I don't know how old Robert and Jossy were at that time but they were certainly in very fine voice.  Anyone familiar with the Watersons will recognise the distinctive accents and dialect here along with the simple musicality of the singing.  Like the Watersons (and the many traditional singers they had learned from) there's no self-conscious or self-agrandising frills and frippery, just honest straight-forward music - singing for friends.

And what songs they are too.  Including three different versions of A Thunnerin' Sort of a Lie (a distant relative of The Derby Ram) and other amusing ditties, there's lots of fabulous choruses and a lovely version of the great lifeboat-men's hymn, Pull for the Shore.  My personal favourite has to be Oh, Where Is My Boy Tonight? - a sentimental song, it's true, but the sentiment here is straight from the heart.  We're told it was a favourite of one of Robert's aunts - until her son was lost at sea.
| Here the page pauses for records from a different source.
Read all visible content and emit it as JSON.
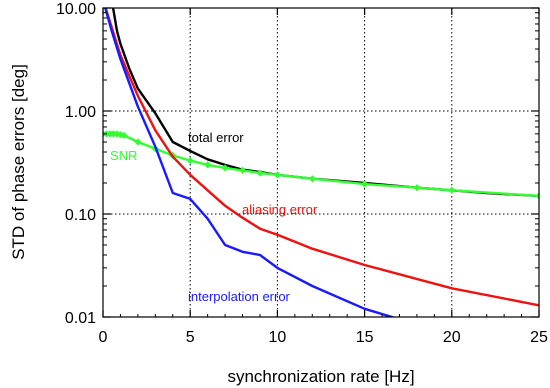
{
  "chart_data": {
    "type": "line",
    "xlabel": "synchronization rate [Hz]",
    "ylabel": "STD of phase errors [deg]",
    "xlim": [
      0,
      25
    ],
    "ylim": [
      0.01,
      10
    ],
    "y_scale": "log",
    "x_ticks": [
      0,
      5,
      10,
      15,
      20,
      25
    ],
    "x_tick_labels": [
      "0",
      "5",
      "10",
      "15",
      "20",
      "25"
    ],
    "y_ticks": [
      0.01,
      0.1,
      1,
      10
    ],
    "y_tick_labels": [
      "0.01",
      "0.10",
      "1.00",
      "10.00"
    ],
    "grid": "dotted lines at x = 5, 10, 15, 20 and y = 0.1, 1.0",
    "series": [
      {
        "name": "total error",
        "color": "#000000",
        "x": [
          0.5,
          0.8,
          1.0,
          1.5,
          2.0,
          3.0,
          4.0,
          5.0,
          6.0,
          7.0,
          8.0,
          9.0,
          10.0,
          12.0,
          15.0,
          18.0,
          20.0,
          22.0,
          25.0
        ],
        "y": [
          12.0,
          6.0,
          4.5,
          2.6,
          1.65,
          0.95,
          0.5,
          0.41,
          0.34,
          0.3,
          0.27,
          0.255,
          0.24,
          0.22,
          0.2,
          0.18,
          0.17,
          0.16,
          0.15
        ]
      },
      {
        "name": "SNR",
        "color": "#33ff33",
        "markers": true,
        "x": [
          0.0,
          0.2,
          0.4,
          0.6,
          0.8,
          1.0,
          1.2,
          2.0,
          3.0,
          4.0,
          5.0,
          6.0,
          7.0,
          8.0,
          9.0,
          10.0,
          12.0,
          15.0,
          18.0,
          20.0,
          25.0
        ],
        "y": [
          0.6,
          0.6,
          0.6,
          0.6,
          0.6,
          0.59,
          0.58,
          0.5,
          0.43,
          0.37,
          0.33,
          0.3,
          0.28,
          0.265,
          0.25,
          0.24,
          0.22,
          0.195,
          0.18,
          0.17,
          0.15
        ]
      },
      {
        "name": "aliasing error",
        "color": "#ee1111",
        "x": [
          0.0,
          0.5,
          1.0,
          1.5,
          2.0,
          3.0,
          4.0,
          5.0,
          6.0,
          7.0,
          8.0,
          9.0,
          10.0,
          12.0,
          15.0,
          20.0,
          25.0
        ],
        "y": [
          12.0,
          6.5,
          3.5,
          2.2,
          1.4,
          0.65,
          0.36,
          0.24,
          0.17,
          0.12,
          0.092,
          0.072,
          0.063,
          0.046,
          0.032,
          0.019,
          0.013
        ]
      },
      {
        "name": "interpolation error",
        "color": "#1a1aff",
        "x": [
          0.0,
          0.5,
          1.0,
          2.0,
          3.0,
          4.0,
          5.0,
          6.0,
          7.0,
          8.0,
          9.0,
          10.0,
          12.0,
          15.0,
          17.0
        ],
        "y": [
          12.0,
          6.0,
          3.2,
          1.1,
          0.45,
          0.16,
          0.14,
          0.09,
          0.05,
          0.043,
          0.04,
          0.03,
          0.02,
          0.012,
          0.0095
        ]
      }
    ]
  }
}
She never sang it again after that.

Then there's the stories.  These are from a lengthy conversation presented as such but with convenient track separations if you want to revisit a particular favourite.  They are fishermen's tales and poaching yarns and, as the sleeve-notes say, they "speak for themselves ...  One yarn would spark another", resulting in a delightful string of jokes and amusing anecdotes.  But with an undercurrent which I find very interesting.  There's several stories about fisherfolk superstitions and prophetic beliefs, told with a chuckle and comments indicating that these were "obviously" old-fashioned and silly ideas but ... occasional little asides hint that they might possibly have some grounding in truth.  "There was a time when Flamborough fishermen used to believe ... if anyone mentioned a pig ... they wouldn't go to sea ... terrible superstitious ..." but then, in a later story, "On the 9th of February, him and his sons was drowned ... it's true that is".  This is not unusual, even today.  People involved in high-risk jobs such as trawling often have a quiet respect for beliefs that, in public, they laugh about.  Talking about pigs may not be a direct cause of accidents - "obviously" - but, when accidents can easily result in death, why take unnecessary risks?

I love this CD (and, indeed, all such recordings as this).  I sometimes find it hard to understand why most people seem to prefer songs and stories with no depth to them - the soulless pap of commercial and populist entertainment (though I have to admit, all too often I'm just as willing to sink into the mindless drivel.  It's cheaper than alcohol and - possibly - less dangerous than drugs!)  Recordings like this help me to stay in touch with a deeper truth about who I am and where my roots lie and then, I believe that helps me to appreciate other people and their roots.  These fishermen come across as ordinary, hard-working fellows with no pretensions but, when you think about the reality of their lives, they were genuine heroes.  And, as someone once said, "A working-class hero is something to be".  This is a CD with soul and, even better (bearing in mind where my roots lie) it's Yorkshire soul!